The alternative to referencing a directory via an Absolute Path is by referencing it with a Relative Path. A relative path is used when you reference a path based on your current working directory. For example if you were in the
/etc directory and you wanted to target the
network directory you could by simply specify
network. While this may be a little complicated to understand at first, the examples below should help clarify the difference between an absolute path and relative path.
Using the cd command
Specifying a relative path
Specifying a relative path is useful for targeting a directory that is within or near your current directory. As an example, let's say you are currently in the
/home/reader directory and you wanted to change into
/home/reader/blog you could specify the full
/home/reader/blog path or you can save yourself typing and just specify
$ pwd /home/reader $ cd blog $ pwd /home/reader/blog
In the above example I used the
pwd or Print Working Directory to print my current directory, this command is pretty helpful for finding out where you are.

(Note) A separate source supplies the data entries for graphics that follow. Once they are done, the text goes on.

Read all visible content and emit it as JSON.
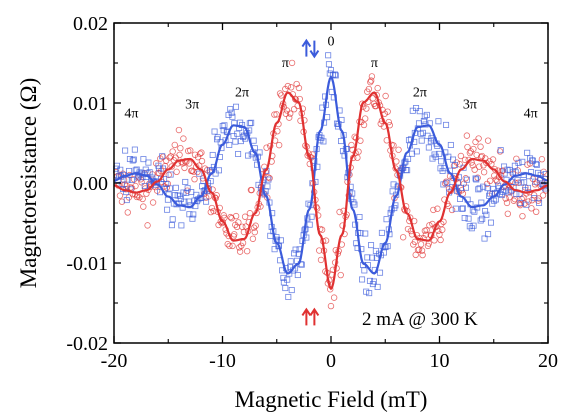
{
  "chart_data": {
    "type": "scatter",
    "xlabel": "Magnetic Field (mT)",
    "ylabel": "Magnetoresistance  (Ω)",
    "xlim": [
      -20,
      20
    ],
    "ylim": [
      -0.02,
      0.02
    ],
    "x_ticks": [
      -20,
      -10,
      0,
      10,
      20
    ],
    "x_tick_labels": [
      "-20",
      "-10",
      "0",
      "10",
      "20"
    ],
    "y_ticks": [
      -0.02,
      -0.01,
      0.0,
      0.01,
      0.02
    ],
    "y_tick_labels": [
      "-0.02",
      "-0.01",
      "0.00",
      "0.01",
      "0.02"
    ],
    "grid": false,
    "condition_label": "2 mA  @ 300 K",
    "series": [
      {
        "marker": "open-square",
        "color": "#3b5bdb",
        "fit_x": [
          -20,
          -19,
          -18,
          -17,
          -16,
          -15,
          -14,
          -13,
          -12,
          -11,
          -10,
          -9,
          -8,
          -7,
          -6,
          -5,
          -4,
          -3,
          -2,
          -1,
          0,
          1,
          2,
          3,
          4,
          5,
          6,
          7,
          8,
          9,
          10,
          11,
          12,
          13,
          14,
          15,
          16,
          17,
          18,
          19,
          20
        ],
        "fit_y": [
          0.0003,
          0.0009,
          0.0012,
          0.0009,
          -0.0002,
          -0.0017,
          -0.0028,
          -0.003,
          -0.0017,
          0.0012,
          0.0048,
          0.0072,
          0.007,
          0.0038,
          -0.0016,
          -0.0075,
          -0.0113,
          -0.0101,
          -0.0033,
          0.0065,
          0.0132,
          0.0065,
          -0.0033,
          -0.0101,
          -0.0113,
          -0.0075,
          -0.0016,
          0.0038,
          0.007,
          0.0072,
          0.0048,
          0.0012,
          -0.0017,
          -0.003,
          -0.0028,
          -0.0017,
          -0.0002,
          0.0009,
          0.0012,
          0.0009,
          0.0003
        ]
      },
      {
        "marker": "open-circle",
        "color": "#e03131",
        "fit_x": [
          -20,
          -19,
          -18,
          -17,
          -16,
          -15,
          -14,
          -13,
          -12,
          -11,
          -10,
          -9,
          -8,
          -7,
          -6,
          -5,
          -4,
          -3,
          -2,
          -1,
          0,
          1,
          2,
          3,
          4,
          5,
          6,
          7,
          8,
          9,
          10,
          11,
          12,
          13,
          14,
          15,
          16,
          17,
          18,
          19,
          20
        ],
        "fit_y": [
          -0.0003,
          -0.0009,
          -0.0012,
          -0.0009,
          0.0002,
          0.0017,
          0.0028,
          0.003,
          0.0017,
          -0.0012,
          -0.0048,
          -0.0072,
          -0.007,
          -0.0038,
          0.0016,
          0.0075,
          0.0113,
          0.0101,
          0.0033,
          -0.0065,
          -0.0132,
          -0.0065,
          0.0033,
          0.0101,
          0.0113,
          0.0075,
          0.0016,
          -0.0038,
          -0.007,
          -0.0072,
          -0.0048,
          -0.0012,
          0.0017,
          0.003,
          0.0028,
          0.0017,
          0.0002,
          -0.0009,
          -0.0012,
          -0.0009,
          -0.0003
        ]
      }
    ],
    "annotations": [
      {
        "text": "0",
        "x": 0,
        "y": 0.0172
      },
      {
        "text": "π",
        "x": -4.2,
        "y": 0.0145
      },
      {
        "text": "π",
        "x": 4.0,
        "y": 0.0145
      },
      {
        "text": "2π",
        "x": -8.2,
        "y": 0.0108
      },
      {
        "text": "2π",
        "x": 8.2,
        "y": 0.0108
      },
      {
        "text": "3π",
        "x": -12.8,
        "y": 0.0093
      },
      {
        "text": "3π",
        "x": 12.8,
        "y": 0.0093
      },
      {
        "text": "4π",
        "x": -18.4,
        "y": 0.0082
      },
      {
        "text": "4π",
        "x": 18.4,
        "y": 0.0082
      }
    ],
    "arrows": [
      {
        "label": "antiparallel",
        "arrows": [
          "up",
          "down"
        ],
        "colors": [
          "#3b5bdb",
          "#3b5bdb"
        ],
        "x": -1.9,
        "y": 0.0168
      },
      {
        "label": "parallel",
        "arrows": [
          "up",
          "up"
        ],
        "colors": [
          "#e03131",
          "#e03131"
        ],
        "x": -1.9,
        "y": -0.0168
      }
    ]
  }
}
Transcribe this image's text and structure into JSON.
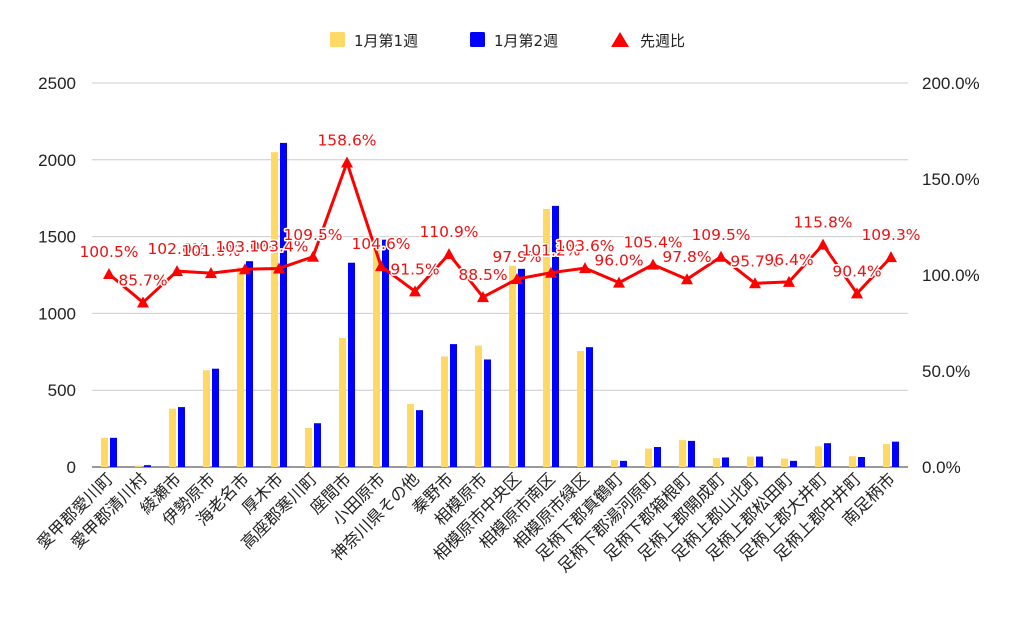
{
  "chart_data": {
    "type": "bar",
    "categories": [
      "愛甲郡愛川町",
      "愛甲郡清川村",
      "綾瀬市",
      "伊勢原市",
      "海老名市",
      "厚木市",
      "高座郡寒川町",
      "座間市",
      "小田原市",
      "神奈川県その他",
      "秦野市",
      "相模原市",
      "相模原市中央区",
      "相模原市南区",
      "相模原市緑区",
      "足柄下郡真鶴町",
      "足柄下郡湯河原町",
      "足柄下郡箱根町",
      "足柄上郡開成町",
      "足柄上郡山北町",
      "足柄上郡松田町",
      "足柄上郡大井町",
      "足柄上郡中井町",
      "南足柄市"
    ],
    "series": [
      {
        "name": "1月第1週",
        "color": "#ffd966",
        "axis": "left",
        "values": [
          190,
          10,
          380,
          630,
          1300,
          2050,
          255,
          840,
          1420,
          410,
          720,
          790,
          1310,
          1680,
          755,
          45,
          120,
          175,
          58,
          68,
          55,
          135,
          70,
          150
        ]
      },
      {
        "name": "1月第2週",
        "color": "#0000ff",
        "axis": "left",
        "values": [
          190,
          12,
          390,
          640,
          1340,
          2110,
          285,
          1330,
          1480,
          370,
          800,
          700,
          1290,
          1700,
          780,
          40,
          130,
          170,
          62,
          68,
          40,
          155,
          65,
          165
        ]
      },
      {
        "name": "先週比",
        "color": "#ff0000",
        "axis": "right",
        "type": "line",
        "marker": "triangle",
        "values": [
          100.5,
          85.7,
          102.0,
          101.0,
          103.0,
          103.4,
          109.5,
          158.6,
          104.6,
          91.5,
          110.9,
          88.5,
          97.9,
          101.2,
          103.6,
          96.0,
          105.4,
          97.8,
          109.5,
          95.7,
          96.4,
          115.8,
          90.4,
          109.3
        ]
      }
    ],
    "labels_ratio": [
      "100.5%",
      "85.7%",
      "102.0%",
      "101.0%",
      "103.0%",
      "103.4%",
      "109.5%",
      "158.6%",
      "104.6%",
      "91.5%",
      "110.9%",
      "88.5%",
      "97.9%",
      "101.2%",
      "103.6%",
      "96.0%",
      "105.4%",
      "97.8%",
      "109.5%",
      "95.7%",
      "96.4%",
      "115.8%",
      "90.4%",
      "109.3%"
    ],
    "ylim": [
      0,
      2500
    ],
    "y_ticks": [
      "0",
      "500",
      "1000",
      "1500",
      "2000",
      "2500"
    ],
    "y2lim": [
      0,
      200
    ],
    "y2_ticks": [
      "0.0%",
      "50.0%",
      "100.0%",
      "150.0%",
      "200.0%"
    ],
    "grid": true,
    "legend_position": "top-center"
  }
}
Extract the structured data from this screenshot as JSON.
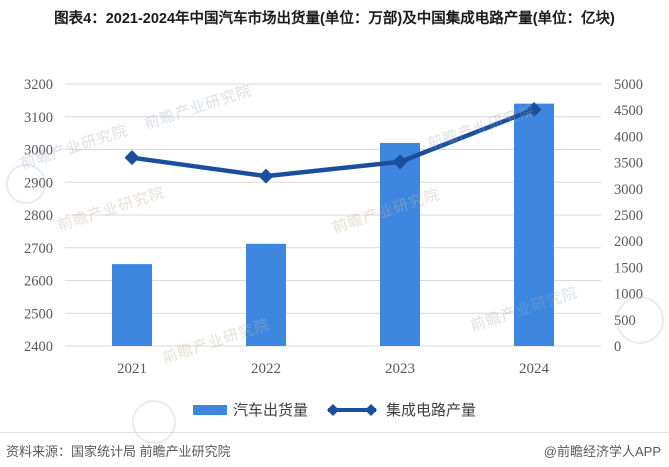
{
  "title": "图表4：2021-2024年中国汽车市场出货量(单位：万部)及中国集成电路产量(单位：亿块)",
  "chart_data": {
    "type": "combo-bar-line",
    "categories": [
      "2021",
      "2022",
      "2023",
      "2024"
    ],
    "series": [
      {
        "name": "汽车出货量",
        "type": "bar",
        "axis": "left",
        "values": [
          2650,
          2712,
          3020,
          3140
        ]
      },
      {
        "name": "集成电路产量",
        "type": "line",
        "axis": "right",
        "marker": "diamond",
        "values": [
          3594,
          3242,
          3514,
          4514
        ]
      }
    ],
    "left_axis": {
      "min": 2400,
      "max": 3200,
      "step": 100,
      "ticks": [
        "3200",
        "3100",
        "3000",
        "2900",
        "2800",
        "2700",
        "2600",
        "2500",
        "2400"
      ]
    },
    "right_axis": {
      "min": 0,
      "max": 5000,
      "step": 500,
      "ticks": [
        "5000",
        "4500",
        "4000",
        "3500",
        "3000",
        "2500",
        "2000",
        "1500",
        "1000",
        "500",
        "0"
      ]
    },
    "grid": true,
    "legend_position": "bottom"
  },
  "footer": {
    "source": "资料来源：国家统计局 前瞻产业研究院",
    "handle": "@前瞻经济学人APP"
  },
  "watermark": {
    "text": "前瞻产业研究院"
  },
  "colors": {
    "bar": "#3d87e1",
    "line": "#1b4f9e",
    "grid": "#d9d9d9",
    "axis_text": "#595959",
    "title_text": "#1a1a1a",
    "footer_text": "#595959"
  }
}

Specifying an absolute path
An absolute path is helpful for referencing a directory that is not near your current directory. For example, if you were located in
/home/reader/some/other/directory and you wanted to go to
/etc it is far easier to reference it as
/etc rather than trying to use a relative path.
$ pwd /home/reader/some/other/directory $ cd /etc $ pwd /etc
In addition to the example above it is generally best to use absolute paths within scripts. Users tend to run scripts from any directory and by using absolute paths you ensure that you will be able to find any files/directories the script requires, even if it was called from an unexpected directory.
Going back a directory
In Unix & Linux shells the
. character symbolizes the current directory; Two of these characters
.. represent the directory above the current directory. You can use
.. to change to another higher level directory very quickly. This is a relative path that can reference directories above the current working directory.
$ pwd /home/reader/blog $ cd .. $ pwd /home/reader
You can also string multiple
.. characters together separated by a
/ to navigate up multiple directories.
$ pwd /home/reader/blog $ cd ../../../ $ pwd /
.. can also be used with directory names to navigate up one directory and then down other sub-directories.
$ pwd /home/reader/blog $ cd ../example $ pwd /home/reader/example
A few cd tricks
The above commands are all you really need to know to get around the Linux file system, however the below commands are some quick tricks that will help navigate the Linux file system faster.
Change to your home directory
The quickest way to change back to your home directory is to simply type
cd with no arguments.
$ pwd /var/tmp $ cd $ pwd /home/madflojo
While not providing arguments is the quickest (in terms of characters typed) another method is to specify
~ which stands for your users home directory.
$ pwd /var/tmp $ cd ~ $ pwd /home/madflojo
Change to another users home directory
~ can be used to specify another users directory as well, for example if you wanted to switch to the test users directory you can do so by specifying
$ pwd /var/tmp $ cd ~test $ pwd /home/test
The directory structure in Linux and most modern day Unix distributions follow the Filesystem Hierarchy Standard which outlines a recommended structure for common files like configuration files and binaries. If you wanted to learn about how Linux and Unix organize their file systems I suggest looking at the Filesystem Hierarchy Standard.